When arriving at the Charlottetown, PEI cruise port, you'll have the opportunity to explore a lovely city with a unique culture. In town, delicious cuisine, quaint shops, and a colorful history provide lots to do and see. Or, you can head outside to destinations like Prince Edward Island National Park, the Confederation Bridge, and the Wood Islands. Each of these latter destinations offers lots of nature to explore, creating a perfect setting for those that prefer hiking, sightseeing, and other outdoor activities.
Explore Charlottetown food
Local farming and fishing is the bread and butter of Charlottetown's unique cuisine. Prince Edward Island is well known for its International Shellfish Festival and its famous Fall Flavours Festival. Make sure you plan some time to stop and grab some of the best seafood you’ll ever have. PEI even features a Culinary Trail with dishes like freshly harvested Malpeque oysters, and PEI potato cooked just the right way.
Charlottetown, Prince Edward Island is a port of call for the following Canadian, New England, and Great Lakes Cruises:
AMERICAN QUEEN VOYAGES
Top attractions for Charlottetown cruises
- Beaconsfield Historic House. This historic Prince Edward Island home preserves Victorian elegance and "modern" conveniences from the late 19th century. The home was built in the late 1800s by James Peake, a shipbuilder that migrated from Plymouth, England in 1824. A fine example of wealth during the Victorian era, the Beaconsfield House functions as both a museum and venue, hosting events like lectures and concerts.
- Confederation Trail. This 250 mile (400 km) trail stretches from one end of Prince Edward Island to the other. While walking or cycling the entirety of the Confederation Trail may not be possible given the one day most cruises stop in Charlottetown, visiting the well-maintained path for a short stretch is always great. Over its course, you'll find over 1,600 geocaches and 200 panels documenting PEI's history.
- Confederation Bridge. An 8 mile (12.9 km) bridge connecting Prince Edward Island to New Brunswick, the Confederation Bridge is the longest bridge in the world to stretch across ice-filled waters. It was finished in 1997, replacing the island's old ferry service. When visiting, you'll get to see wide spanning views of the North Atlantic Ocean.

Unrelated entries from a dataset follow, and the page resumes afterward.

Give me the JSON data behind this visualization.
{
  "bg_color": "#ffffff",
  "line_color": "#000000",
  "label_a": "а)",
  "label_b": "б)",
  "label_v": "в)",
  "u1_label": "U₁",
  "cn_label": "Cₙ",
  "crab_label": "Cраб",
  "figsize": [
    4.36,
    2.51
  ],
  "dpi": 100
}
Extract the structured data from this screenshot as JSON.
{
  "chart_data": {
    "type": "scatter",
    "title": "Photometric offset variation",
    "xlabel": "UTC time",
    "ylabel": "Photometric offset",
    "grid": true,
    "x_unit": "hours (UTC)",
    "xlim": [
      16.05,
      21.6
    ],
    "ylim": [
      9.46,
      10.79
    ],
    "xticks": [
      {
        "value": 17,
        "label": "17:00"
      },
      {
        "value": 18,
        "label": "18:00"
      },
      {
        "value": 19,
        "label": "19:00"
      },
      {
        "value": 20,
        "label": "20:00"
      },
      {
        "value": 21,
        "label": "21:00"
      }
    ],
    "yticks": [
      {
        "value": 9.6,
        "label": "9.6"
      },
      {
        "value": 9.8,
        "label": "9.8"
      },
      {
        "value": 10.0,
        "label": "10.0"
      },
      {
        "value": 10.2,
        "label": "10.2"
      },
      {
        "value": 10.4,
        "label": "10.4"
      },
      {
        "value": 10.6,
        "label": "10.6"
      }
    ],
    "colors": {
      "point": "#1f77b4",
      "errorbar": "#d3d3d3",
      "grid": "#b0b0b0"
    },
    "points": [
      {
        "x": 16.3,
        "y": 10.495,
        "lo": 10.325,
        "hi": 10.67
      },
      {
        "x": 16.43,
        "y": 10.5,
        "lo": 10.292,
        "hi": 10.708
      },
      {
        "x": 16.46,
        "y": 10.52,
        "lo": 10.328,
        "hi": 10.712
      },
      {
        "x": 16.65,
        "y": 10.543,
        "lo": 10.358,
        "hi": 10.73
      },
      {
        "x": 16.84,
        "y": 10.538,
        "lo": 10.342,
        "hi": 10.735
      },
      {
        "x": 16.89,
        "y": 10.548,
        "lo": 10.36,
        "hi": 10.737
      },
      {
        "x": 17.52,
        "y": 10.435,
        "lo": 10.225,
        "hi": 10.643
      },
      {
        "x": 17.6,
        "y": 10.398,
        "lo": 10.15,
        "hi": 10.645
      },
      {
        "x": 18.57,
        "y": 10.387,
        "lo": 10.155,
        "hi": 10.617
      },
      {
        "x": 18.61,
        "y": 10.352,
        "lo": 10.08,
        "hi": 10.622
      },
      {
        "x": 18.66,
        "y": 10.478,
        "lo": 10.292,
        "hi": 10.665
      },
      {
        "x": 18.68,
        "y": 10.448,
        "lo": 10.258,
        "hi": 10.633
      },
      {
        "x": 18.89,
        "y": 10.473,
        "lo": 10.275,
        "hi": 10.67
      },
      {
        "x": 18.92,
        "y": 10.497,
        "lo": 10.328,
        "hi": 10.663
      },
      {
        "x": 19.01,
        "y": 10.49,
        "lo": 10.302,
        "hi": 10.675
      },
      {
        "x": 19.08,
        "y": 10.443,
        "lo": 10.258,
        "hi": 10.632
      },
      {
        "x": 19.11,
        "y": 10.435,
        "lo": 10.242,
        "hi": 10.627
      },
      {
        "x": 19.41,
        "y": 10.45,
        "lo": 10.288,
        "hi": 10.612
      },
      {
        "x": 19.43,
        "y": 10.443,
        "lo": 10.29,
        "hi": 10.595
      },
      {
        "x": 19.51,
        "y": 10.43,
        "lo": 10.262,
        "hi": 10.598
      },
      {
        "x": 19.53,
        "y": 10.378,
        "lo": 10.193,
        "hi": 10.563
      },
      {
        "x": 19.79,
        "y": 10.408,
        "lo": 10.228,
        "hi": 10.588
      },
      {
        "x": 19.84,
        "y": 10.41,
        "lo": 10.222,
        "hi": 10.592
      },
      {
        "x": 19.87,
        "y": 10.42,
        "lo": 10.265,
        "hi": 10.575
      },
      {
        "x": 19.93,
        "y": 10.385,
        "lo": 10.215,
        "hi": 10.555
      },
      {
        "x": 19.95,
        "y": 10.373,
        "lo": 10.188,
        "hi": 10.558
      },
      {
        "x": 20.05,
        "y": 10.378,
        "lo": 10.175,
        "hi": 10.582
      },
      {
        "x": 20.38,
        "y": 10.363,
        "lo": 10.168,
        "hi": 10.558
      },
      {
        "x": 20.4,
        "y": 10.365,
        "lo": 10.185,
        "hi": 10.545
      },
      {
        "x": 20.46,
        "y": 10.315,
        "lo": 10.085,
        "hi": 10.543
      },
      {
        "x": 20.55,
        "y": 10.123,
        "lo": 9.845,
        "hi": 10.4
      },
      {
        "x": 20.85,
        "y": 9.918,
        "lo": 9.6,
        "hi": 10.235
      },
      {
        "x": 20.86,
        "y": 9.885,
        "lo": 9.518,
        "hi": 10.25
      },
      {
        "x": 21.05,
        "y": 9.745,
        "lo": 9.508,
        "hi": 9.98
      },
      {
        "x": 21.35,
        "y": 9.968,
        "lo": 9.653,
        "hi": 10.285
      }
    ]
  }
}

- Skmaqn-Port La Joie-Fort Amherst National Historic Site. Found just half an hour from Charlottetown, this historic destination tells the story of the very first European settlement on Prince Edward Island. Here, you'll find where an alliance was formed between the French and the Mi'kmaq, the Maritime Provinces' largest First Nation.
- Victoria Row. This Charlottetown street mall is the perfect spot to refresh between activities. On the row, you'll find cafes with covered patios and rooftop terraces, boutique shops stocked with local souvenirs to commemorate your Prince Edward Island cruise, and outdoor music all summer long.
More to know when you cruise to Charlottetown, Prince Edward Island
- Charlottetown was originally settled by the Mi'kmaq people, who called their island epekwitk, meaning "cradled on the waves." Learn more Mi'kmaq place names near Charlottetown.
- Charlottetown was originally names Port la Joie by the French, but was renamed for the British Queen Charlotte, wife of King George III, in 1763.
- It serves as the capital of Canada's smallest province, Prince Edward Island (PEI), and is one of only two cities on the island.
- Charlottetown is known as the "birthplace of Canada." The Charlottetown Conference, held in 1864, was the first step towards unification of Canadian provinces in 1867.
- The beloved children's book, Anne of Green Gables, was written by PEI native Lucy Maud Montgomery in 1908 and set at nearby Cavendish Beach. The house that inspired the story is a National Historic Site.
- Visit during the Charlottetown Festival (June-September) for tickets to Anne of Green Gables--The Musical, Canada's longest running musical.
- The world's longest softball game was played in Charlottetown in 2008, lasting 96 hours and 4 minutes. In addition to breaking the world record, the players raised $10,000 for cancer research.
- Charlottetown's most valuable exports include potatoes, lobsters, and turbo-jet parts.